School-Based Therapy Services Hosts Statewide Practitioners for Workshop on Social-Emotional Competency
Leave a commentNovember 2, 2023 by HCDE Communications
Nearly 300 therapists and educators from around the state attended a hybrid seminar on Thursday to discuss how to support students who face social thinking and self-regulation challenges. The workshop was led by Michelle Garcia Winner, a globally recognized social-cognitive therapist dedicated to helping people of all ages with social learning differences.
“It’s been interesting to see our internal social processes broken down into tangible steps that are easy to understand,” said Occupational Therapist Khalyn Williams, currently stationed in Hitchcock and Danbury Independent School Districts. “I appreciate these workshops because they create a space where professionals with myriad experiences can share ideas related to their successes and challenges.”

Garcia Winner and her colleague Dr. Pamela Crooke’s presentation was part of a daylong professional development workshop hosted by Harris County Department of Education’s School-Based Therapy Services division titled “An Internal Journey: Practical Social Thinking Strategies to Support Students with Emotional Dysregulation, Alexithymia and/or Challenging Behavior.”

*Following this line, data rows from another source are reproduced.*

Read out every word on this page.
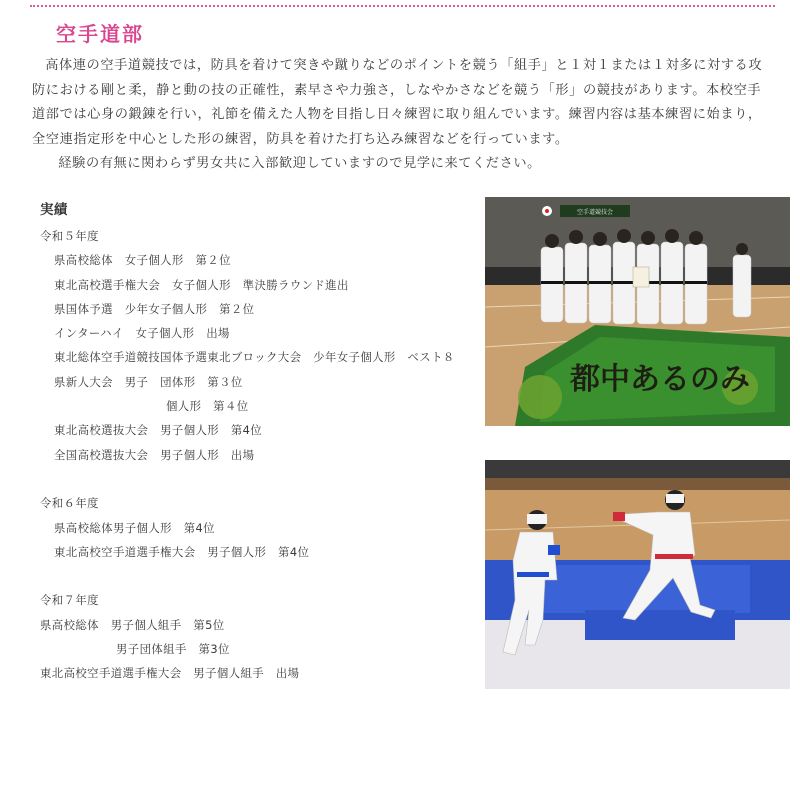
空手道部

高体連の空手道競技では，防具を着けて突きや蹴りなどのポイントを競う「組手」と１対１または１対多に対する攻防における剛と柔，静と動の技の正確性，素早さや力強さ，しなやかさなどを競う「形」の競技があります。本校空手道部では心身の鍛錬を行い，礼節を備えた人物を目指し日々練習に取り組んでいます。練習内容は基本練習に始まり，全空連指定形を中心とした形の練習，防具を着けた打ち込み練習などを行っています。

経験の有無に関わらず男女共に入部歓迎していますので見学に来てください。

実績
令和５年度
県高校総体　女子個人形　第２位
東北高校選手権大会　女子個人形　準決勝ラウンド進出
県国体予選　少年女子個人形　第２位
インターハイ　女子個人形　出場
東北総体空手道競技国体予選東北ブロック大会　少年女子個人形　ベスト８
県新人大会　男子　団体形　第３位
個人形　第４位
東北高校選抜大会　男子個人形　第4位
全国高校選抜大会　男子個人形　出場
令和６年度
県高校総体男子個人形　第4位
東北高校空手道選手権大会　男子個人形　第4位
令和７年度
県高校総体　男子個人組手　第5位
男子団体組手　第3位
東北高校空手道選手権大会　男子個人組手　出場
空手道競技会
都中あるのみ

Emotional dysregulation impacts a student’s ability to control their emotions and how they act on them, while alexithymia is a condition that makes experiencing, identifying, and expressing emotions difficult. While in the classroom, a diagnosis challenges students’ capacity to maintain long-term focus or build relationships with peers due to a deficit of social cues. Occupational, physical, and music therapists in the school-based environment work with students to develop executive functions, the “control processes” of cognition, like planning, decision-making, and self-regulation, to help them succeed in academic participation, extra-curricular activities, and interactions beyond the classroom.
“Social competencies are something we automatically expect from people, but these students have to learn these skills from the ground up,” said Garcia Winner. “It can be isolating when students aren’t included in activities with their peers, which I’ve often seen lead to mental health challenges later in life, but that’s why school-based therapy is so vital to their academic and personal success.”
Garcia Winner is the founder and CEO of Social Thinking, a methodology that provides educational resources to educators, therapists, and families to help strengthen social competencies for neurodivergent and neurotypical students in special education and the general population. During the workshop, she reviewed the social learning differences of students with emotional dysregulation, alexithymia, and behavioral challenges with attendees.



“We are pleased that technology has allowed us to open this workshop to school-based therapy practitioners throughout the state,” Therapy Services Senior Director Carie Crabb remarked. “Not all therapists practicing in Texas schools have the support that HCDE can provide for our therapists, and our division is happy to step in to fill that gap.”
As therapists attending virtually began inundating the workshop chat room with questions, Garcia Winner provided insights into the evidence-based strategies she’s developed across her 30-year career. Some strategies include self-reflection and modified behavior activities proven to help therapists teach students how to share space with other individuals, determine and express their feelings, and practice their techniques daily.
“The Texas Council for Developmental Disabilities provided a grant to help us secure Michelle as today’s speaker, and we are thrilled to bring her expertise to therapists across Texas,” said Crabb.
A recording of the workshop will be available to registrants on-demand on the TxSpot website through January 1, 2024.